その音を口真似しながらも真剣な眼差しで全体を仕上げていくエル。


「分散盤清掃完了っと、、、次。。。 はぁ~、嫌だなぁーーっ」


シリコンの手袋と前掛けを付けながらあからさまに気が進まない表情のエル。


Vの置いていった箱の中から一枚の冷却プレートを落とさないよう慎重に引き摺り出し、適切な長さでカットしてそれを分散盤に並べていく。


相変わらず重い上に滑り易く取り回しづらい。


徐々に冷却プレートで埋まっていく分散盤。


最後の一枚をより慎重に注意しながら乗せるエル。

前回の交換時に冷却プレートを誤って床に落とし、その清掃中に転倒して全身ゲルまみれになったことが頭をよぎる。

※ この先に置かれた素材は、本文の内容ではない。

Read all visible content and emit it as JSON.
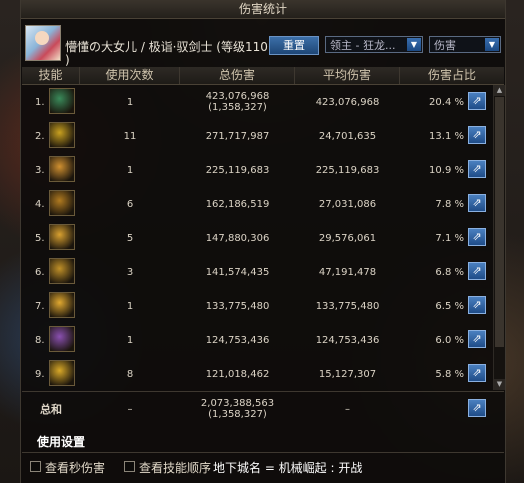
{
  "window": {
    "title": "伤害统计"
  },
  "header": {
    "name_line1": "懵懂の大女儿 / 极诣·驭剑士 (等级110",
    "name_line2": ")",
    "reset_label": "重置",
    "target_select": "领主 - 狂龙...",
    "type_select": "伤害"
  },
  "columns": [
    "技能",
    "使用次数",
    "总伤害",
    "平均伤害",
    "伤害占比"
  ],
  "rows": [
    {
      "rank": "1.",
      "uses": "1",
      "total": "423,076,968",
      "total_sub": "(1,358,327)",
      "avg": "423,076,968",
      "pct": "20.4 %",
      "color": "#3a8a5a"
    },
    {
      "rank": "2.",
      "uses": "11",
      "total": "271,717,987",
      "total_sub": "",
      "avg": "24,701,635",
      "pct": "13.1 %",
      "color": "#c8a020"
    },
    {
      "rank": "3.",
      "uses": "1",
      "total": "225,119,683",
      "total_sub": "",
      "avg": "225,119,683",
      "pct": "10.9 %",
      "color": "#d09030"
    },
    {
      "rank": "4.",
      "uses": "6",
      "total": "162,186,519",
      "total_sub": "",
      "avg": "27,031,086",
      "pct": "7.8 %",
      "color": "#b07a20"
    },
    {
      "rank": "5.",
      "uses": "5",
      "total": "147,880,306",
      "total_sub": "",
      "avg": "29,576,061",
      "pct": "7.1 %",
      "color": "#d8a030"
    },
    {
      "rank": "6.",
      "uses": "3",
      "total": "141,574,435",
      "total_sub": "",
      "avg": "47,191,478",
      "pct": "6.8 %",
      "color": "#c09028"
    },
    {
      "rank": "7.",
      "uses": "1",
      "total": "133,775,480",
      "total_sub": "",
      "avg": "133,775,480",
      "pct": "6.5 %",
      "color": "#e0a830"
    },
    {
      "rank": "8.",
      "uses": "1",
      "total": "124,753,436",
      "total_sub": "",
      "avg": "124,753,436",
      "pct": "6.0 %",
      "color": "#8a50b0"
    },
    {
      "rank": "9.",
      "uses": "8",
      "total": "121,018,462",
      "total_sub": "",
      "avg": "15,127,307",
      "pct": "5.8 %",
      "color": "#d8a828"
    }
  ],
  "total": {
    "label": "总和",
    "uses": "–",
    "total": "2,073,388,563",
    "total_sub": "(1,358,327)",
    "avg": "–"
  },
  "settings_tab": "使用设置",
  "footer": {
    "check1": "查看秒伤害",
    "check2": "查看技能顺序",
    "dungeon": "地下城名 = 机械崛起 : 开战"
  }
}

「もう嫌だかんな… あんな髪の色にはもう絶対ならん… (ブツブツ)」


「あれはあれでなかなかイイ色だったぞw」


気づくと車にもたれかかったVが言う。

作業に集中しているエル。

冷静な面持ちでそれに答える。


「全然良くなかったよ。せめてネオングリーンとかだったら良かった、、、っと、出来たーっ」


「まさかあんな反応するとは思わなかったな!化学ってのはおもれぇな!w さぁって、どれどれ、、、おぅ!イイ感じだな!ありがとよ、エル!」


「ちょっと組み方変えてみたから少しは長持ちするんじゃないかな?」


「ほぅ… そいつぁ助かるわ!」


分散盤に並べられた冷却プレートをチラッと見て軽く笑みがこぼれるV。

分散盤を変圧器に戻してロックをかけるエル。


「ネイルの再装填やっとくね。」


「お、気がきくな?代わってくれって言うかと思ったが…?」


「ここまで来たら全部やり切った方が気分いいしさ。任せといてーっ。」


そういうとクレーンで変圧器を車に戻すエル。

Vもそれをサポートしている様子が見える。


「V、下がってーっ!車動かすよ~!」


「おう!あとは任せたぞ~!」


エルが倉庫内の一角にあるロボットアームが並べられた場所へトラックを移動する。